Le Tour de France vu par un Parisien – Étape 12
Par Guy Bertrand
Montréal – Le Figaro parle de la « pièce montée qui embrase le tour ». Pour 20minutes.fr c’est « l’enfer sur terre ». Un « grand classique » pour l’Équipe et Midi Libre titre « L’Olympe du Tour ». L’Alpe d’Huez est l’épreuve reine de ce Tour de France, et pour cause.

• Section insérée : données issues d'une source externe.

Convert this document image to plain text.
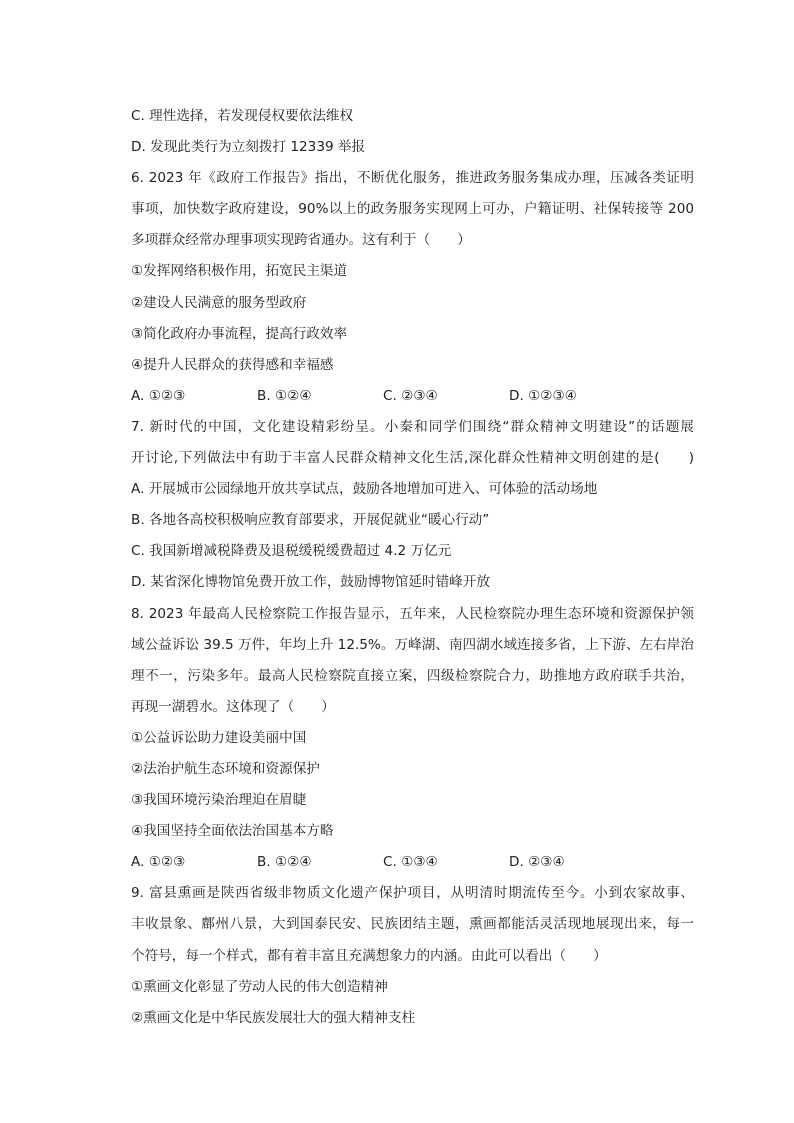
C. 理性选择，若发现侵权要依法维权
D. 发现此类行为立刻拨打 12339 举报
6. 2023 年《政府工作报告》指出，不断优化服务，推进政务服务集成办理，压减各类证明
事项，加快数字政府建设，90%以上的政务服务实现网上可办，户籍证明、社保转接等 200
多项群众经常办理事项实现跨省通办。这有利于（　　）
①发挥网络积极作用，拓宽民主渠道
②建设人民满意的服务型政府
③简化政府办事流程，提高行政效率
④提升人民群众的获得感和幸福感
A. ①②③	B. ①②④	C. ②③④	D. ①②③④
7. 新时代的中国，文化建设精彩纷呈。小秦和同学们围绕“群众精神文明建设”的话题展
开讨论,下列做法中有助于丰富人民群众精神文化生活,深化群众性精神文明创建的是(　　)
A. 开展城市公园绿地开放共享试点，鼓励各地增加可进入、可体验的活动场地
B. 各地各高校积极响应教育部要求，开展促就业“暖心行动”
C. 我国新增减税降费及退税缓税缓费超过 4.2 万亿元
D. 某省深化博物馆免费开放工作，鼓励博物馆延时错峰开放
8. 2023 年最高人民检察院工作报告显示，五年来，人民检察院办理生态环境和资源保护领
域公益诉讼 39.5 万件，年均上升 12.5%。万峰湖、南四湖水域连接多省，上下游、左右岸治
理不一，污染多年。最高人民检察院直接立案，四级检察院合力，助推地方政府联手共治，
再现一湖碧水。这体现了（　　）
①公益诉讼助力建设美丽中国
②法治护航生态环境和资源保护
③我国环境污染治理迫在眉睫
④我国坚持全面依法治国基本方略
A. ①②③	B. ①②④	C. ①③④	D. ②③④
9. 富县熏画是陕西省级非物质文化遗产保护项目，从明清时期流传至今。小到农家故事、
丰收景象、鄜州八景，大到国泰民安、民族团结主题，熏画都能活灵活现地展现出来，每一
个符号，每一个样式，都有着丰富且充满想象力的内涵。由此可以看出（　　）
①熏画文化彰显了劳动人民的伟大创造精神
②熏画文化是中华民族发展壮大的强大精神支柱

Les coureurs devaient d’abord franchir le Col de la Madeleine (hors-catégorie), puis la mythique Croix de Fer (hors-catégorie) avant d’attaquer cette route en lacets ponctuée de 21 virages en épingle. 13,8 km d’ascension (à 8 % de moyenne, avec des passages à 14 %). Et si cela ne suffisait pas, il y a la foule. Au moins 500 000 personnes massées le long de la montée, dont les Néerlandais du fameux virage sept, réputés pour avoir le coude léger, à tel point qu’on avait annoncé un embargo sur la vente d’alcool, cette année.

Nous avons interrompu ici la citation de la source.